Neuroscience Letters | 2008
Nele Wild-Wall; Rita Willemssen; Michael Falkenstein; Christian Beste
A decline in motor performance and timing performance is evident not only in clinical patient groups, e.g. with Parkinsons or Huntingtons disease but also in normal ageing. Common to the mentioned groups is a deterioration in dopaminergic function of fronto-striatal brain circuits. These areas belong to a distributed network in the brain playing an important role in time perception and timing behaviour. Therefore, we measured time estimation performance in five groups of healthy young and healthy old participants, of patients with Parkinsons disease (PD), with presymptomatic and symptomatic Huntingtons disease (HD). Participants were instructed to indicate by a precise button press when 1.2s had elapsed after stimulus onset. They received feedback after correct (within a specified time window) or incorrect responses. When compared to the young control group the performance in old participants, patients with Parkinsons, presymptomatic and symptomatic Huntingtons disease was inferior, while differences were not noticed between the latter four groups. The data underline the importance of fronto-striatal circuits in the brain for time processing and time estimation. It is suggested that it is not the degree of dysfunction of the fronto-striatal dopamine system but rather the mere existence of a dysfunction, even if subtle, which is pivotal for a decline in timing performance. A time estimation task can serve as a useful tool to detect even faint changes in the integrity of the fronto-striatal dopamine system.
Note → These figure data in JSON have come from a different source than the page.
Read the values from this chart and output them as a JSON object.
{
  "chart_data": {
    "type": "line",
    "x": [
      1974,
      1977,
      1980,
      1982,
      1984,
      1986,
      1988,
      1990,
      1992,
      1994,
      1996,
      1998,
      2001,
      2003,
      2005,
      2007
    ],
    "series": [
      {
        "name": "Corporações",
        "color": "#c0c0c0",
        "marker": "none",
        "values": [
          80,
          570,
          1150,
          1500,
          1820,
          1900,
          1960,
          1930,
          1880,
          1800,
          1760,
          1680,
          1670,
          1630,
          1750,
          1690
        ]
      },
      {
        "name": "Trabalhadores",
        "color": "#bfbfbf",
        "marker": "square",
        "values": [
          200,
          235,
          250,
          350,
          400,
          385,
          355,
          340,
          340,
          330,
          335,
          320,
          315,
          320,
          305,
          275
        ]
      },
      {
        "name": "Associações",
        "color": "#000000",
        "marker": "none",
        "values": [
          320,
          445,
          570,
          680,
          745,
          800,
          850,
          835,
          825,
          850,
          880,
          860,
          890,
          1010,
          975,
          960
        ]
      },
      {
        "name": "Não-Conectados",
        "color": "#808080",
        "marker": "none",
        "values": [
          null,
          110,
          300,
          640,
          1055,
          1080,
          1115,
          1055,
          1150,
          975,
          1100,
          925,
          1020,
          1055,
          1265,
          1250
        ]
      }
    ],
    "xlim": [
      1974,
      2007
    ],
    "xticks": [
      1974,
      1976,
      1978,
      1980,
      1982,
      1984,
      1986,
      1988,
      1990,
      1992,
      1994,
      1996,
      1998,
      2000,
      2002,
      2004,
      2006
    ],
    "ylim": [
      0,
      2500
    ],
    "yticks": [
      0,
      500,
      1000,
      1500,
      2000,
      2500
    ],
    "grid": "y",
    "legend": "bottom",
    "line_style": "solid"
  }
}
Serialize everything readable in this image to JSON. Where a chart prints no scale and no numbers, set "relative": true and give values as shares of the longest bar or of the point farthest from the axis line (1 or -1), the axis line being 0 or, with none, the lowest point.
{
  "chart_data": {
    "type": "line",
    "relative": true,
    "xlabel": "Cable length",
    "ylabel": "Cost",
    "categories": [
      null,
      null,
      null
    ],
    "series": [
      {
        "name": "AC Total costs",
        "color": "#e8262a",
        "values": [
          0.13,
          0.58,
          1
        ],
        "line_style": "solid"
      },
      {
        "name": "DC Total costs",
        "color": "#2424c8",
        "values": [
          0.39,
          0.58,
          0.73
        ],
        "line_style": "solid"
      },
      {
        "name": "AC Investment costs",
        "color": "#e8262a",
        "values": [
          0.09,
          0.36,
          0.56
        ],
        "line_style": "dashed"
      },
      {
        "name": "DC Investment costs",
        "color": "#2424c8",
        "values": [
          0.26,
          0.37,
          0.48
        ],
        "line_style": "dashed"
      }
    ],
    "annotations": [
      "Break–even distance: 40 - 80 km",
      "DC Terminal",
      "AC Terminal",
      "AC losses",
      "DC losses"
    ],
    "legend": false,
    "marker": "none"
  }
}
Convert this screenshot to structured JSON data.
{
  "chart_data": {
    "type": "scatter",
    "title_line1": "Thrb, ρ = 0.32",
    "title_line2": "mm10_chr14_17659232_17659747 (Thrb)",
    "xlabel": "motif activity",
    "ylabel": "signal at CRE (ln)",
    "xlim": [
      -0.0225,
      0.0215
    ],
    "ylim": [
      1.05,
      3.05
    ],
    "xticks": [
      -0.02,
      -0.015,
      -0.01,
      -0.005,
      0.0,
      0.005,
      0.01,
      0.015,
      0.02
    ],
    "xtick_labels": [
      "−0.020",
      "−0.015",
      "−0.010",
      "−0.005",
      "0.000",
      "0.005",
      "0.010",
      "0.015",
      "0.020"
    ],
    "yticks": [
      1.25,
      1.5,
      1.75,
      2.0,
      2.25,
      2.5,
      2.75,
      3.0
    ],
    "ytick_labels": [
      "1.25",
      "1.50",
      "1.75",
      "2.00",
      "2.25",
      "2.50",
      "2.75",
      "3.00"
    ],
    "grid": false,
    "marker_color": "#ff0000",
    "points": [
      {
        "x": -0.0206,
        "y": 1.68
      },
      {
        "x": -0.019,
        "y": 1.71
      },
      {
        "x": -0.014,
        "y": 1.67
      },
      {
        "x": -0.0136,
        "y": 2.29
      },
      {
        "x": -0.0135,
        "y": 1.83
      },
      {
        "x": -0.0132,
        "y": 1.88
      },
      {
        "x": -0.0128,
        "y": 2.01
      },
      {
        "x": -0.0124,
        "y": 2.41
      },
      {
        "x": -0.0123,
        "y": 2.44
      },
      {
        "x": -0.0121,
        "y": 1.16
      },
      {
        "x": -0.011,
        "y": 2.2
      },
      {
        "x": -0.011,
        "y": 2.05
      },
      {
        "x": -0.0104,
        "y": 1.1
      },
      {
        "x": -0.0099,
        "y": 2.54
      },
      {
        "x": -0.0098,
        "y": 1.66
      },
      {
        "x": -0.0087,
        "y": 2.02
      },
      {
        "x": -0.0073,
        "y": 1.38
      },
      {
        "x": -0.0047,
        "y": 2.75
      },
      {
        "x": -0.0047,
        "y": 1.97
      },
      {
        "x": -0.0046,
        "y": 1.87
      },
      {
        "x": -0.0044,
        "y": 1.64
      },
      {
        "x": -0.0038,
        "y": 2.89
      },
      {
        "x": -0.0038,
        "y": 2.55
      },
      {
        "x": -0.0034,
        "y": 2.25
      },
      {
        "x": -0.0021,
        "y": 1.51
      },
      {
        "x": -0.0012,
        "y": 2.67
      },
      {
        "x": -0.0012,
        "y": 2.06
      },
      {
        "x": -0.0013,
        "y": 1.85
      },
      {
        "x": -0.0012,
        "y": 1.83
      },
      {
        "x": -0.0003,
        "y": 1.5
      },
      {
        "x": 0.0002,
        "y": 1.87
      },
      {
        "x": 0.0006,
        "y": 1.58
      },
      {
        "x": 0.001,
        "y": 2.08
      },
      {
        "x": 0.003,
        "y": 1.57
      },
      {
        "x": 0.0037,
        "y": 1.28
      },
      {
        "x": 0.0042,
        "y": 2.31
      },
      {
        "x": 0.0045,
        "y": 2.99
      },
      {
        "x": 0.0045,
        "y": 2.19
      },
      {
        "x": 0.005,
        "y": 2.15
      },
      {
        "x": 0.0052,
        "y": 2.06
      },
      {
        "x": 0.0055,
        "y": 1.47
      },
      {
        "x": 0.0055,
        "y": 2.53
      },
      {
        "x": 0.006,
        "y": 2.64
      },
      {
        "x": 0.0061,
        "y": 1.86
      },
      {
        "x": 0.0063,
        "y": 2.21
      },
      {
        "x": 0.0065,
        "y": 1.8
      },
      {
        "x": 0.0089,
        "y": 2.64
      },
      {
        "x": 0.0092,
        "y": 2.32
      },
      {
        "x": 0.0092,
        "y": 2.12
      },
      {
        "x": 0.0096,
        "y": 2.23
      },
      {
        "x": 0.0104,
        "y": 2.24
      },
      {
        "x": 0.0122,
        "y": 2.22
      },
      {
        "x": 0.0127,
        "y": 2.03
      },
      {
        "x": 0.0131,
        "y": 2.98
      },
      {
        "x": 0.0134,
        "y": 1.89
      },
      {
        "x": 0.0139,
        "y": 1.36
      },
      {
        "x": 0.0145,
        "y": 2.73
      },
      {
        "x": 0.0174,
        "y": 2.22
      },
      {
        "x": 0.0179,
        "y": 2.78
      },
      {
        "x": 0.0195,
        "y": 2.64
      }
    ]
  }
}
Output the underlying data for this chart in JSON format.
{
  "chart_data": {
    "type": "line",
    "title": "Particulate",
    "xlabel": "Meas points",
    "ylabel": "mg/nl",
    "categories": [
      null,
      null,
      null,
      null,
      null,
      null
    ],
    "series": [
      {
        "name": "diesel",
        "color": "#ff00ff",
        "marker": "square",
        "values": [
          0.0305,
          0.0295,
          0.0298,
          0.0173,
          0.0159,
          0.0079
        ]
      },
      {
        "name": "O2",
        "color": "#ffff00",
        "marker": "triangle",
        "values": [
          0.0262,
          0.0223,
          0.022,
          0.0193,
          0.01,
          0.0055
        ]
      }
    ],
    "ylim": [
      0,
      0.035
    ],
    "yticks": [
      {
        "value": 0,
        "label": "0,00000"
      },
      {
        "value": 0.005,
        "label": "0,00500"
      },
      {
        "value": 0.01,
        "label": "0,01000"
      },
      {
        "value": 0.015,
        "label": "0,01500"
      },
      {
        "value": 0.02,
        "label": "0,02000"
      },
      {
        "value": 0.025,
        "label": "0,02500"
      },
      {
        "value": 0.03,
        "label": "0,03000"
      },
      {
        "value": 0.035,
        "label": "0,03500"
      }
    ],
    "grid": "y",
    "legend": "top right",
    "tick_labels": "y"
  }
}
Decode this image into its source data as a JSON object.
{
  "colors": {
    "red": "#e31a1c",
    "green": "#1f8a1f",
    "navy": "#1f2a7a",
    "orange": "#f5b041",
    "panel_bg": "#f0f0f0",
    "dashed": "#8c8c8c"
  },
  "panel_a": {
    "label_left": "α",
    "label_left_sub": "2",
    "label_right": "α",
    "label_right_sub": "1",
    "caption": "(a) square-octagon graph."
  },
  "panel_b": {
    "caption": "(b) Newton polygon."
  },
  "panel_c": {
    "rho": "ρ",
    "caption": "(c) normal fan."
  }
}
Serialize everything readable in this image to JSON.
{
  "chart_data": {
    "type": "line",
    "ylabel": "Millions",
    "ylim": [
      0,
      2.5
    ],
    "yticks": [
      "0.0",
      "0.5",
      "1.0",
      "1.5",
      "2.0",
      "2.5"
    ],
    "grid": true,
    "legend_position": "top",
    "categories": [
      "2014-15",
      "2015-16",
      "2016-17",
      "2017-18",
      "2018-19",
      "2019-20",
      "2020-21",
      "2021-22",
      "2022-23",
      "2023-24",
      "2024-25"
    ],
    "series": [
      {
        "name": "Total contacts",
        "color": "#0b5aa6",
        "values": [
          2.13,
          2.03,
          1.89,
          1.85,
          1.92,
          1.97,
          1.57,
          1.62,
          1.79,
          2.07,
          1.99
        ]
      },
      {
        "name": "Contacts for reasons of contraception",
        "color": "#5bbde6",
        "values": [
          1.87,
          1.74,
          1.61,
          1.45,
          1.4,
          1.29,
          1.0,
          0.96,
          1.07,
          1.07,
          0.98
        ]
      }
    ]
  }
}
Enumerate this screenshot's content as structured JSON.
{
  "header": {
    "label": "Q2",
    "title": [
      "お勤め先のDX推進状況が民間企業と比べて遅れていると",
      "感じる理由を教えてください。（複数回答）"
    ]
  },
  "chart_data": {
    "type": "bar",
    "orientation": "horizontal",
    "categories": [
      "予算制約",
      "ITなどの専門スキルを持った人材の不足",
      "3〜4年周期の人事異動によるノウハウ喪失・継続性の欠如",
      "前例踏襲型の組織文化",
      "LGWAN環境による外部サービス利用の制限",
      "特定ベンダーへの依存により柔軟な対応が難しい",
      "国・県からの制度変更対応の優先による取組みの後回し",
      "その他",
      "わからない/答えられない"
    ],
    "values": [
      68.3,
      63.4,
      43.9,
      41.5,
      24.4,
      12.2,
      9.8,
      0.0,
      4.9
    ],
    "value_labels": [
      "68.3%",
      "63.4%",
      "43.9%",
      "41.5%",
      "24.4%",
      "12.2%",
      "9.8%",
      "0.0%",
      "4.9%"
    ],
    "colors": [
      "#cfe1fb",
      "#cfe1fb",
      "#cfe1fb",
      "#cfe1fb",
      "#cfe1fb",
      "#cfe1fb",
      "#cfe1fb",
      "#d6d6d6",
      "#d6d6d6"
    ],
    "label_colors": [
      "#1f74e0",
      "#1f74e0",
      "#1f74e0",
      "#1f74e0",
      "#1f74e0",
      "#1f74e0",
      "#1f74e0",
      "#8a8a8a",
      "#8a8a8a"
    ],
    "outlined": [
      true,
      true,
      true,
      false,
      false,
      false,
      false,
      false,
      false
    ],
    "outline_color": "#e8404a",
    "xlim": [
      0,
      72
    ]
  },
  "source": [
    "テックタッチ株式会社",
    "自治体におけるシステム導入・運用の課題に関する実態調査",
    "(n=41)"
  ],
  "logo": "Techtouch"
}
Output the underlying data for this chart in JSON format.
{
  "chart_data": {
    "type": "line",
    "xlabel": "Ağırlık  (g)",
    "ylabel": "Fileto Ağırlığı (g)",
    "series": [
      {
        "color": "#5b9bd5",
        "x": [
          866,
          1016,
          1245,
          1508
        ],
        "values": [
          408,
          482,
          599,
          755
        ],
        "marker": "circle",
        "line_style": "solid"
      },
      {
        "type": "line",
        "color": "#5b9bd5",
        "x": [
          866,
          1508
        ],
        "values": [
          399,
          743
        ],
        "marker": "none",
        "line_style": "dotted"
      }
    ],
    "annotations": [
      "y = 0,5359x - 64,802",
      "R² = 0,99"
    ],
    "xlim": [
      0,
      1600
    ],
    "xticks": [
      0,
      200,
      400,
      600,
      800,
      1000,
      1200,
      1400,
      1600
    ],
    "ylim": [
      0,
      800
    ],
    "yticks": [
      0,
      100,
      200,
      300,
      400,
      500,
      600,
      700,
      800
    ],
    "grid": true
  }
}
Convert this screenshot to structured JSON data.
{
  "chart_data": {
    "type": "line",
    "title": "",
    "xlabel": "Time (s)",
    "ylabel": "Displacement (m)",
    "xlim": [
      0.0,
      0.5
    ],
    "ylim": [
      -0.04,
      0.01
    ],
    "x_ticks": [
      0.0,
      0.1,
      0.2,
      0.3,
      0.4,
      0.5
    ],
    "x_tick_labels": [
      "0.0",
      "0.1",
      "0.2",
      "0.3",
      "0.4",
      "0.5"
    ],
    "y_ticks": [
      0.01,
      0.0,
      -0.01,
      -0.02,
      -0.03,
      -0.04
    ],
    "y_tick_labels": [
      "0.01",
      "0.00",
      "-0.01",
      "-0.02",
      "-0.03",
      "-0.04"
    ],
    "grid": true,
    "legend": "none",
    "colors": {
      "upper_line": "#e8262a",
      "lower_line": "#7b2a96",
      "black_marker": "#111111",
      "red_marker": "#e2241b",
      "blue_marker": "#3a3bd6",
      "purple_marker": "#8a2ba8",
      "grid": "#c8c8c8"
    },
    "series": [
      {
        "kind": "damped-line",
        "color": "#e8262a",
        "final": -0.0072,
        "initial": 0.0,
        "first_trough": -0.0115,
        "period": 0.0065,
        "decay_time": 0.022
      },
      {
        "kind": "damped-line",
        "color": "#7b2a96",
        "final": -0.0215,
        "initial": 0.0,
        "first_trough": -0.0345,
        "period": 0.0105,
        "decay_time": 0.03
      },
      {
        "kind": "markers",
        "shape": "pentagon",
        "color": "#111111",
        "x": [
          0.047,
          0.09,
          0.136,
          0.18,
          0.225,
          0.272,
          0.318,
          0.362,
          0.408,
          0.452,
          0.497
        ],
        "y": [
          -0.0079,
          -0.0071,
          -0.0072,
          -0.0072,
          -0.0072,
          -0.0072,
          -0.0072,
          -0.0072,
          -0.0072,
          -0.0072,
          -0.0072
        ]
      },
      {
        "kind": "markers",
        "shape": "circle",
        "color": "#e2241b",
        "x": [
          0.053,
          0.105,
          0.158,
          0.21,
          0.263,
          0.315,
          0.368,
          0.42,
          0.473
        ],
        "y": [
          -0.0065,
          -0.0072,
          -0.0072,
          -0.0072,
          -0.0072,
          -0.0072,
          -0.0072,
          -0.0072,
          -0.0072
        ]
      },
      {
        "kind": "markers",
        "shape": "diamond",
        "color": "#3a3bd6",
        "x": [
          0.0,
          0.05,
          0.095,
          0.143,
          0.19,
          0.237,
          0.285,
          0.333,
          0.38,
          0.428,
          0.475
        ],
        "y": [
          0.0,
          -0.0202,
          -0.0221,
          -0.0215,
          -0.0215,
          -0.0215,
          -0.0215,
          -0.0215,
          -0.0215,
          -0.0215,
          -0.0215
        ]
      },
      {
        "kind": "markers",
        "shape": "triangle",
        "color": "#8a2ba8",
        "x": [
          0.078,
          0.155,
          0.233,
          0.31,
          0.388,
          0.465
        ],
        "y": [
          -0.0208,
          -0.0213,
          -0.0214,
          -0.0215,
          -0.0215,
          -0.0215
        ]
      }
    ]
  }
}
Clinical Neurophysiology | 2009
Nele Wild-Wall; Rita Willemssen; Michael Falkenstein
OBJECTIVE We examined whether the age-related decline in the integrity of the mid-brain dopamine system plays a role in the adaptation of precisely timed motor responses by feedback information. METHODS Participants performed a time-production task with feedback given after each trial. They were encouraged to use the feedback for improving temporal response accuracy. Event-related potentials to the feedback were analyzed. RESULTS Older participants performed poorer than the young. Overall, high response accuracy was more favoured following positive than negative feedback. Older participants performed even worse after negative feedback than the younger. The feedback-related negativity (FRN) was of lower amplitude for older vs. young participants. FRN amplitude correlated significantly with response accuracy only for the young group. CONCLUSIONS The decreased response accuracy during time production of the older group may be related to a weakened fronto-striatal dopamine system and thus a reduced ability to use feedback information for improving temporal aspects of the motor response. SIGNIFICANCE The study points to difficulties especially for older participants to process error feedback, and it underlines the importance of positive feedback in order to improve temporal response accuracy. Suggestions can be drawn for the design of feedback information especially for older adults in motor learning environments.